# help dash lights not working



## jkupper (Jul 8, 2009)

Hi so I have a 1995 200sx and all of a sudden the dash lights for the speedometer and other meters have gone out, turn signals and all other warning lights still function. I have checked all the fuses and they all are working I was wondering if anyone has any ideas.

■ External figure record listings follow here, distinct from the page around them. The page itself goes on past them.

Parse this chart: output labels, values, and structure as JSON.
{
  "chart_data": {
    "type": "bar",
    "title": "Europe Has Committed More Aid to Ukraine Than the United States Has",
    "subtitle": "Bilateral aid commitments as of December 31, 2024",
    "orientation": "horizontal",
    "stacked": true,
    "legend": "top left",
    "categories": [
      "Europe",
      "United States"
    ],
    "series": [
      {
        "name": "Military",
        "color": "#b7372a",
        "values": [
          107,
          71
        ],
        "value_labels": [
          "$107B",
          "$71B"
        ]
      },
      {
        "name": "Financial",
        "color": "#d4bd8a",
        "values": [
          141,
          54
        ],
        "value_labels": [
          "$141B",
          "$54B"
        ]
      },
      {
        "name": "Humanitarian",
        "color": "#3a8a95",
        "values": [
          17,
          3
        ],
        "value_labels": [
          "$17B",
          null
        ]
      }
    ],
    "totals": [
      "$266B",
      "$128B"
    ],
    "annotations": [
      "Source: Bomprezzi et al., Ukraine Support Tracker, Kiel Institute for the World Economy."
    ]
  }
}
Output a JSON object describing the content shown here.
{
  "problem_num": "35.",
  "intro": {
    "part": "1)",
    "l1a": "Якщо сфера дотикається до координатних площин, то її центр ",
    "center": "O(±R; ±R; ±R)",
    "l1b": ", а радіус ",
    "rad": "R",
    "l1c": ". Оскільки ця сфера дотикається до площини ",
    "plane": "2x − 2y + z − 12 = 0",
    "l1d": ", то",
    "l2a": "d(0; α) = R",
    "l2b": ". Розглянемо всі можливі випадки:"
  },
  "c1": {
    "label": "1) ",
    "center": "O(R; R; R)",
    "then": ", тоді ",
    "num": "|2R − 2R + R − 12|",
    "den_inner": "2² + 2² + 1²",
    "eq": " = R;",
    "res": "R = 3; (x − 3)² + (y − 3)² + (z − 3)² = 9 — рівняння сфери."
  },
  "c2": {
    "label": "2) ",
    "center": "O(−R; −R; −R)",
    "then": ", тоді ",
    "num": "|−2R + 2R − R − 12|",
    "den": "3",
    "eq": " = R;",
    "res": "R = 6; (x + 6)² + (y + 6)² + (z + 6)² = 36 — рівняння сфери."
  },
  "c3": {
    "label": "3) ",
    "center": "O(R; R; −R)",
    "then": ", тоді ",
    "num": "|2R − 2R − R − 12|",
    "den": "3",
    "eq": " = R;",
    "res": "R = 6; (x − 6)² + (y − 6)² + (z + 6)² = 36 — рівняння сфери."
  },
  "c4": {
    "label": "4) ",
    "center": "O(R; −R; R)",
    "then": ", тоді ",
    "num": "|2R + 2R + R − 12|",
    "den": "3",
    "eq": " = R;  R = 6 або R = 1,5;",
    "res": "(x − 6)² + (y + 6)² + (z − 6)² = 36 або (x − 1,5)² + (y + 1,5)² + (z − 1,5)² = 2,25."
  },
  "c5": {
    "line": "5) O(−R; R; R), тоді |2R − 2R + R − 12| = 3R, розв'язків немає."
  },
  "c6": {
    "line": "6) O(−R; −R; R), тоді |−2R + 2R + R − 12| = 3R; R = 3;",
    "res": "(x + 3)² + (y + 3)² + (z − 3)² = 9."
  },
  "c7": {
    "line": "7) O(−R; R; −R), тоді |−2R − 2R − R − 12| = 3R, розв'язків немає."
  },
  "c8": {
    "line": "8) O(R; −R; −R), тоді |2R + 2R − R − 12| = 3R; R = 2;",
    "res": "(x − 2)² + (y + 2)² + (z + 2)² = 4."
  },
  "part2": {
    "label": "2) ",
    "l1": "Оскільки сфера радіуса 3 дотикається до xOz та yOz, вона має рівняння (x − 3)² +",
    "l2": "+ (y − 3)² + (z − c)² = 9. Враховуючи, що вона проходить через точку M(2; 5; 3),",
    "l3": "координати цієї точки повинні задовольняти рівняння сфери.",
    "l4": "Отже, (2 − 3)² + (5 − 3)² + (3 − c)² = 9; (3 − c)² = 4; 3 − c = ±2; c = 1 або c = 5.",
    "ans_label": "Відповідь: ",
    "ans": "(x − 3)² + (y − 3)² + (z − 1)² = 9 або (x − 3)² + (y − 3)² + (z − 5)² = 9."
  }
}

Or would I just need to replace the light bulb.


----------



## jkupper (Jul 8, 2009)

Ok upon using the search feature I am now fairly certain it has something to do with my newly installed deck I am going to take it apart and see if any wires are shorting


----------



## Divo25 (Jan 3, 2007)

HOLY COW PLEASE KEEP US POSTED ON THIS DRAMA! ...and some people say that this forum is dead HA !


----------



## NiSmO_O (Feb 12, 2008)

jkupper said:


> Ok upon using the search feature I am now fairly certain it has something to do with my newly installed deck I am going to take it apart and see if any wires are shorting


Check that or your dimmer switch thingy might be dead, play with it and see if it works. I had the same problem m8 so it's a possobility. Good luck.


----------



## sinning (Mar 28, 2008)

i had the same problem on my sentra the dimmer was messed up got that fixed and the lights came right on


----------



## IanH (Feb 11, 2003)

x3
need a new dimmer switch


----------



## jkupper (Jul 8, 2009)

hey so I double checked my cd player and everything appeared to be correct. I will check the dimmer switch now


----------



## jkupper (Jul 8, 2009)

hey it was in fact the dimmer switch, i just did the dimmer switch bypass technique and everything is working good now thanks for the help.


----------



## LostDude (Dec 6, 2008)

jkupper said:


> hey it was in fact the dimmer switch, i just did the dimmer switch bypass technique and everything is working good now thanks for the help.


Could you help a newbie out?... I think I may need to do the same thing. Just need step by step process to do this. Thanks.


----------